JAKARTA, KOMPAS.com - Presiden pertama RI Soekarno mengaku pernah dikiritik lewat sebuah coretan tembok. Isi kritik itu berupa sindiran terhadap kebijakan politik yang diambilnya.
Hal itu diceritakan Soekarno dalam pidato Kemerdekaan RI tanggal 17 Agustus 1966 di Jakarta.
"Saudara-saudara, saya pernah dihadiahi dengan coretan tembok yang berbunyi: ‘Mercusuar politik no, mercusuar ekonomi yes," kata Soekarno dalam pidatonya yang bertajuk "Jangan Sekali-kali Meninggalkan Sejarah" seperti yang dikutip dari Litbang Kompas.
Selain menceritakan, Soekarno juga sekaligus menanggapi coretan tembok tersebut.
Baca juga: Bung Karno dan Kisah di Balik Wajah Ramah Pemuda pada Monumen Selamat Datang
Ia memanfaatkan momen HUT RI untuk menanggapi kritik agar pesan yang disampaikannya tersebar luas, mengingat pidato presiden saat itu adalah hal yang dinantikan oleh masyarakat.
Ketika itu, Soekarno menjawab kritik tersebut dengan mengatakan bahwa mercusuar politik dan ekonomi adalah hal yang tidak dapat dipisahkan baik secara nasional maupun internasional.
Keduanya harus diterapkan secara bersamaan. Itulah yang disebut oleh Soekarno sebagai Dwi Tunggal! Dwi Eka! Dwi Simultanisme!
Karena itulah, kata Soekarno, maka Ampera bukan hanya urusan isi perut. Ampera adalah urusan isi perut dan negara merdeka bebas dari imperialisme plus dunia baru.
Ampera adalah dwi tunggal politik dan ekonomi, dwi tunggal ekonomi dan politik.
Tidak bisa dipisah satu sama lain.

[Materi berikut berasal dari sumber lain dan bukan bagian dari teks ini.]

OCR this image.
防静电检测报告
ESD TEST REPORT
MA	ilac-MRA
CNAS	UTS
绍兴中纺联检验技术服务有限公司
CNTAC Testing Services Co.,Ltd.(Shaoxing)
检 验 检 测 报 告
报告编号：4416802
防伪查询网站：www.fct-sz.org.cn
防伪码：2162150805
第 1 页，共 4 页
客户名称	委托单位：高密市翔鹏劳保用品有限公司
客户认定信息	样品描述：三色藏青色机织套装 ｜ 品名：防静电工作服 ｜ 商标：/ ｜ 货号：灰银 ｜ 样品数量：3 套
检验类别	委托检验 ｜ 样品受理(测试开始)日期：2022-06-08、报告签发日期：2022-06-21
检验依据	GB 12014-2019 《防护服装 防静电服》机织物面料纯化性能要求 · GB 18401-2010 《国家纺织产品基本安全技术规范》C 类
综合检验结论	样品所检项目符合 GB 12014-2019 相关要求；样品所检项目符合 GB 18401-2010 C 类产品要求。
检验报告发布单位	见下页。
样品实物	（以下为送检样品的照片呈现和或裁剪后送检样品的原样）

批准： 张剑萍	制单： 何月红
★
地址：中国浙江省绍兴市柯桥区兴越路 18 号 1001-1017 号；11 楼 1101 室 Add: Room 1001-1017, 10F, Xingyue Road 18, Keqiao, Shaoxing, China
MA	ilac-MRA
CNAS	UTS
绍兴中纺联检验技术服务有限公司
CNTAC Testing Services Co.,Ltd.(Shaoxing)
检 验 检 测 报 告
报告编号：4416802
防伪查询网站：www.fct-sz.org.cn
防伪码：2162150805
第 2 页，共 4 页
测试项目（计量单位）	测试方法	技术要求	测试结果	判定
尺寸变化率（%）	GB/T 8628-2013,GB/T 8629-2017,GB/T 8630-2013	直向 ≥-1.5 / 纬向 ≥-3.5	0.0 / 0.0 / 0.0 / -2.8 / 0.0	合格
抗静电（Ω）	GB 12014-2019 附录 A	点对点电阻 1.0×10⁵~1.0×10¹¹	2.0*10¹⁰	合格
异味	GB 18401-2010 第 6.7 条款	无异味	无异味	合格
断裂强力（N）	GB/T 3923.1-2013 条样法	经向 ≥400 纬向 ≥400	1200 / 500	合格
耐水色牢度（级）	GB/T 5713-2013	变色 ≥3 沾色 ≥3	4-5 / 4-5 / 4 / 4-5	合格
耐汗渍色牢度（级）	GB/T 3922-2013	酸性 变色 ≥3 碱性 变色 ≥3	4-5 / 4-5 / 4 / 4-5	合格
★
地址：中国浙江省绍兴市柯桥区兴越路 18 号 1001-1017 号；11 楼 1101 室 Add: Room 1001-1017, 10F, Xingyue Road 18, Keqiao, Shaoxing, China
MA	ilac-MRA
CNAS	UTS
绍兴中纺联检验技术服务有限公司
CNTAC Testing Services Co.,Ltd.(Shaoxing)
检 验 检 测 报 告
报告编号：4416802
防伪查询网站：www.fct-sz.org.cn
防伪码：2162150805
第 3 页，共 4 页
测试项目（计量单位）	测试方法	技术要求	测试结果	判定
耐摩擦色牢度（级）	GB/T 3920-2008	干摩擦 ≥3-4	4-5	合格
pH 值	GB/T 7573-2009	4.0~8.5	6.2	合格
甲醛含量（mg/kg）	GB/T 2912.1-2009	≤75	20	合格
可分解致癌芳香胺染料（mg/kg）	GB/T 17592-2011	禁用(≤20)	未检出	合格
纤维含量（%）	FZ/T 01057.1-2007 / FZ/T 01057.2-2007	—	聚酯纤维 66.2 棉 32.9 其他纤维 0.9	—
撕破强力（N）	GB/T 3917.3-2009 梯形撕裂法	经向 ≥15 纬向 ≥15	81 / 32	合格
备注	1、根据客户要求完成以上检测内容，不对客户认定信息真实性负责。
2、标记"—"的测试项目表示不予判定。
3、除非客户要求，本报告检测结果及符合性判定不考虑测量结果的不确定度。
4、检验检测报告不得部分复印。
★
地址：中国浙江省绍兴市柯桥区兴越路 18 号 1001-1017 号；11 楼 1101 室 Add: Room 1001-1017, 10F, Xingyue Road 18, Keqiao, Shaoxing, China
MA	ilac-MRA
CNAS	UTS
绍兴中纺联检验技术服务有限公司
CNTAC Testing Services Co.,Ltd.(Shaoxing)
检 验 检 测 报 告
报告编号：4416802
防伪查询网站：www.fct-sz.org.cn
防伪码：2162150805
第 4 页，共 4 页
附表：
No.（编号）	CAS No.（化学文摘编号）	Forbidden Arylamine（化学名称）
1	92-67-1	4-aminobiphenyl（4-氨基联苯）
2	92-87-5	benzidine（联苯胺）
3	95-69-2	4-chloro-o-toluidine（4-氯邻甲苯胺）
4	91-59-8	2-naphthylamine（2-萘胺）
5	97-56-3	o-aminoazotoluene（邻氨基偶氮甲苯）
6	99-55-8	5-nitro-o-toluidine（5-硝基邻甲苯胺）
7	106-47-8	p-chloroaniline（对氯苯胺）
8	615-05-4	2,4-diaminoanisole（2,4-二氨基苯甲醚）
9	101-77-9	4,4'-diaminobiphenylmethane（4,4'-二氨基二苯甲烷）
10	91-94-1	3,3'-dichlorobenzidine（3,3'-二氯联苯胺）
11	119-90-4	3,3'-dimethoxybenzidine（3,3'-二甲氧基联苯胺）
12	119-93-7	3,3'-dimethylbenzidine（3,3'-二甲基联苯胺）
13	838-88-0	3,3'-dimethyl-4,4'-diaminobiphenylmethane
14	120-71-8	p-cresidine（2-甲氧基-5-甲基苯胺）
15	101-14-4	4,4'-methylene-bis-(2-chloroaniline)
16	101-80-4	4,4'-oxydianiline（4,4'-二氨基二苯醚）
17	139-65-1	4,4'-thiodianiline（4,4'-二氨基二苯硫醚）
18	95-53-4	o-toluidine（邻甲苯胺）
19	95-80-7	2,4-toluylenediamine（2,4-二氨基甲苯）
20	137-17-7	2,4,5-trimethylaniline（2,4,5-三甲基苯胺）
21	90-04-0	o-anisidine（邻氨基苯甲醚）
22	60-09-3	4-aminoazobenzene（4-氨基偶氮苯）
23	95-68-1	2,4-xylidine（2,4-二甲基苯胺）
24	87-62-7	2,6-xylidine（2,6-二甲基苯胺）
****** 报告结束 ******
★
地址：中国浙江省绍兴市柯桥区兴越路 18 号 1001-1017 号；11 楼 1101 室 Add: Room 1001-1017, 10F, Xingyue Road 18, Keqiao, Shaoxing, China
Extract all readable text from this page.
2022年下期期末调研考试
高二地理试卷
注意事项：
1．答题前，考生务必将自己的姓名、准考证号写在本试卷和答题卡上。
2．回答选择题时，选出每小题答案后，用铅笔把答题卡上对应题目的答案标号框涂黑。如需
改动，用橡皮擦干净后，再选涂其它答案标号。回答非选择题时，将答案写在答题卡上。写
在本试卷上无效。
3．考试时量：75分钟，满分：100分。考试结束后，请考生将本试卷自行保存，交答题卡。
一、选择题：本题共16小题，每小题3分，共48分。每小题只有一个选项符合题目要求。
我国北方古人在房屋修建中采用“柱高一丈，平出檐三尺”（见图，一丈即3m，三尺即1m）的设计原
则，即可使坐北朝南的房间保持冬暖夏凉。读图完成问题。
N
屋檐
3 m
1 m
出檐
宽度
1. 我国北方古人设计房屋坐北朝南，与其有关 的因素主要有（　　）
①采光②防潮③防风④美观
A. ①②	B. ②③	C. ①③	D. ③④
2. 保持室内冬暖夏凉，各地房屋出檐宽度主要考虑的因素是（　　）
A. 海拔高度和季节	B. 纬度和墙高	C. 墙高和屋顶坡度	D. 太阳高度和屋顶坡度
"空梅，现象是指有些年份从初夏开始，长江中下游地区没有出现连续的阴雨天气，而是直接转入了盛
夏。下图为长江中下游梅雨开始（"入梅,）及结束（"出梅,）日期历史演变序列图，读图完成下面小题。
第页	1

Dan tidak ada ke-amberg-parama-arta-an dari yang satu
di atas yang lain.
Baca juga: Asal-usul Marhaenisme, Ideologi yang Tercetus Kala Bung Karno Bersepeda
Malahan, menurut Soekarno ampera adalah Tri Tunggal, yaitu: Negara merdeka–politik! Masyarakat adil dan makmur–ekonomi! Dunia Baru–politik! Pun di dalam Tri Tunggal Ampera ini tidak ada ke-ambeg-parama-arta-an.
"Dalam abad XX, dua hal ini, ekonomi dan politik, adalah kait-mengait, kait-mengait satu sama lain, rante-rinante satu sama lain, interwoven satu sama lain. Apalagi buat kita, ekonomi kita! Sebab, ekonomi yang kita kejar ialah ekonomi atas dasar orde baru, ekonomi atas dasar orde sosialis, bukan ekonomi seperti di Amerika atau ekonomi seperti di Jepang, satu ekonomi sosialis tanpa exploitation de l’homme par l’homme," kata Bung Karno.
Soekarno dalam pidatonya juga mencoba mengingatkan pentingnya menciptakan stabilitas ekonomi dan politik secara bersamaan.
Upaya ini disesuaikan dengan kondisi bangsa sehingga terwujud stabilitas yang revolusioner dan tidak tergantung pada imperialis.